The Christian Journey

The Intolerable Mercy of God

This one comes out of a great conversation I had with a wonderful Christian friend of mine this past week about the Bible and our views of God.

One of the things I get to do as a pastor and as a Jesus Follower is work really hard on healing my own images of God and helping other people heal their images of God too.

Here is one that my friend and I ended up talking about. It is one that I have wrestled with in the past and he seemed quite passionate about. 

So here it is. There is an inaccurate and spiritually unhealthy view of the Bible and the God of the Old Testament that goes something like this – the Old Testament God is characteristically and perhaps categorically different than the God of the New Testament.  The God of the Old Testament is vengeful, hateful, mean, unforgiving, easily angered, egotistical, frightening, and holds impossible grudges against everyone. The New Testament God however, as represented in Jesus, is loving, good, kind, merciful, patient, accepting, and humble.  In this line of thought it is sometimes believed that the New Testament God, Jesus, came and died to save us from the Old Testament God.

This isn’t a new perspective.  The first time I know of it cropping up in the church was almost two thousand years ago in the late second and early third century where it was known as the Marcion Heresy.  There is so much that is wrong, damaging, and distancing with this view of God and the Bible.  It overlooks the overall narrative of scripture, key movements, and a ton of specific verses.  It gets the New Testament, the Old Testament, God, and Jesus wrong in basic, fundamental ways. 

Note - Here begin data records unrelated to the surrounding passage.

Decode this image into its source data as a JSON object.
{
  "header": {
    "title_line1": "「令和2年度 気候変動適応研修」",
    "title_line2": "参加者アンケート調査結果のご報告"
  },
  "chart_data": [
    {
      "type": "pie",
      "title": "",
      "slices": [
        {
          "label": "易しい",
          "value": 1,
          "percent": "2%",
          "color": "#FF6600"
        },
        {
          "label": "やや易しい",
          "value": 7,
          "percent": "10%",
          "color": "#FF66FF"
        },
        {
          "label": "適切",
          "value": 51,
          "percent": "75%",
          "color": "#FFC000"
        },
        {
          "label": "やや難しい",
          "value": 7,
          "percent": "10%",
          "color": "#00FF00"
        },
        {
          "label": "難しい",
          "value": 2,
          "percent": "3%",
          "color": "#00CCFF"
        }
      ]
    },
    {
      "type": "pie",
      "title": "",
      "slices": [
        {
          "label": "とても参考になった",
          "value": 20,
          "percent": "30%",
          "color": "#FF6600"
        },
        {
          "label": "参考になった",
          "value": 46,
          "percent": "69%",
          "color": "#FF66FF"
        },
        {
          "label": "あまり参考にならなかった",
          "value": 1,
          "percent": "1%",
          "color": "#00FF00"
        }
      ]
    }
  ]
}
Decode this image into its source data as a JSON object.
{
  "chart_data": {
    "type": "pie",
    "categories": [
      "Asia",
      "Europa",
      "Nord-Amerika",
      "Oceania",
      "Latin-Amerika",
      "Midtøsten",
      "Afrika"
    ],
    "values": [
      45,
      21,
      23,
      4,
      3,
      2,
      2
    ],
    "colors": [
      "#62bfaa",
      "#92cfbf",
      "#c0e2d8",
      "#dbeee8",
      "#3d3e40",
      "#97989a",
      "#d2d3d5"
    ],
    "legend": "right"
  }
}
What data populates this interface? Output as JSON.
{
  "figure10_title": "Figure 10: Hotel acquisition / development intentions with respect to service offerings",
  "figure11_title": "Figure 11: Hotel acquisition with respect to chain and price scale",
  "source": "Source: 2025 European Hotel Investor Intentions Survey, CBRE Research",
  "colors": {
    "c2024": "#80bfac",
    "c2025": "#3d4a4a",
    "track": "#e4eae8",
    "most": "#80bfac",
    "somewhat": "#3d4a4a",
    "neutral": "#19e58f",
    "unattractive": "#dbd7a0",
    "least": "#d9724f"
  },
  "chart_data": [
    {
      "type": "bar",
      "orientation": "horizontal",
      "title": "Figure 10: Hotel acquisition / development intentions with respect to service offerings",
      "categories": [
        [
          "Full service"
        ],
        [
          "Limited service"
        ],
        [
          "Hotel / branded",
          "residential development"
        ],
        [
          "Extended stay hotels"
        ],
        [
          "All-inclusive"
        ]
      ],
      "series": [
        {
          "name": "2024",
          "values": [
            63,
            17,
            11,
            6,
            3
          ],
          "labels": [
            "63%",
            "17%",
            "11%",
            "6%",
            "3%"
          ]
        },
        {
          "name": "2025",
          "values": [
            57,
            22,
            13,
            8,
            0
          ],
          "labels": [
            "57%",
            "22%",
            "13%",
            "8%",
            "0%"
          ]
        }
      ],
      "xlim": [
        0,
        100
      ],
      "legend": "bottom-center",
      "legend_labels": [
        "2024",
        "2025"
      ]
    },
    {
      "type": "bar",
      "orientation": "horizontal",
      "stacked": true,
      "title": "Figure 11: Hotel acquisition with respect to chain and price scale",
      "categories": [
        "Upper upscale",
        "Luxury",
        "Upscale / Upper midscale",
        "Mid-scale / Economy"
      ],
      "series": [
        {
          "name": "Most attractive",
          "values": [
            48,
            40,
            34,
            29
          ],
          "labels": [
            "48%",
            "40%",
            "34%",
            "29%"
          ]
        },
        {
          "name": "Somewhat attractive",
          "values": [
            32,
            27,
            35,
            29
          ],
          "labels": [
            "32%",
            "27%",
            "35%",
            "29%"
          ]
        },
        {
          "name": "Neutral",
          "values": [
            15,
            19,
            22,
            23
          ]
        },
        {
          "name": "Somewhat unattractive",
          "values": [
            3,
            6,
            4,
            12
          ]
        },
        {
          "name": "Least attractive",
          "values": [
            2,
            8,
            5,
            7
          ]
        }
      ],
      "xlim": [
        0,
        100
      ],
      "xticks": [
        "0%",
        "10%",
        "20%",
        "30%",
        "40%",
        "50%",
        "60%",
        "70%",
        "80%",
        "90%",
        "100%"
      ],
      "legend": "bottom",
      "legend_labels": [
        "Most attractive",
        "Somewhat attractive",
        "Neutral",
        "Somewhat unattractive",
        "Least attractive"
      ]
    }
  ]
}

I might write more about this one in the future but for now I just want to talk about the “Old Testament God” and His intolerable Mercy.

You read that right – God’s intolerable mercy. 

You see, one of the biggest issues that Old Testament people had with God was not that God was too harsh, but too merciful.  They believed that their unique God cared deeply about people and what is right and wrong, moral and immoral, justice and injustice.  They believed that all the oppressive bad things they saw in the world around them mattered to God, angered God, and broke God’s heart and at some point God as the ultimate King and Judge of all things was going to set things straight.  Their faith in God and God’s justice is one of the biggest things that held them together and gave them hope in the midst of the direst of circumstances. 

However, the thing that really frustrated them was the breadth of God’s patience and mercy with those who worked evil in the world.  To be fair, they loved and celebrated God’s mercy when it was given to them (e.g. Psalm 103:8-14) but often really struggled with watching the wicked prosper (e.g. Psalm 44, 74).  The book of Jonah is a wonderful short story about a man wrestling with God’s intolerable mercy for a horribly oppressive group of people that he hated; likely for good reasons. 

It’s hard to read the saga of the Israelite nation found in the books of Kings and Chronicles without hearing the unspoken question – unspoken in those books at least – of “How long will God let this go on?”  How long will God allow the Israelites to survive and flourish when they are committing the same sins as the people God had driven out before them – grinding down the poor, the widows, and the orphans, exploiting the weak, ritualistically sacrificing children to obtain favors from false gods, maintaining a justice system that is only a tool for the rich and powerful, normalizing every kind of immorality, and on and on, year after year after year.  If you understand what you’re reading and what is going on in these books, it’s hard to make it to the end without getting impatient with God’s mercy and impatient for God’s justice. 

I could keep going on for longer than you probably want to read, but the simple point for the day is that there is one God of both the Old and New Testament and that God is incredibly merciful – sometimes frustratingly, intolerably so.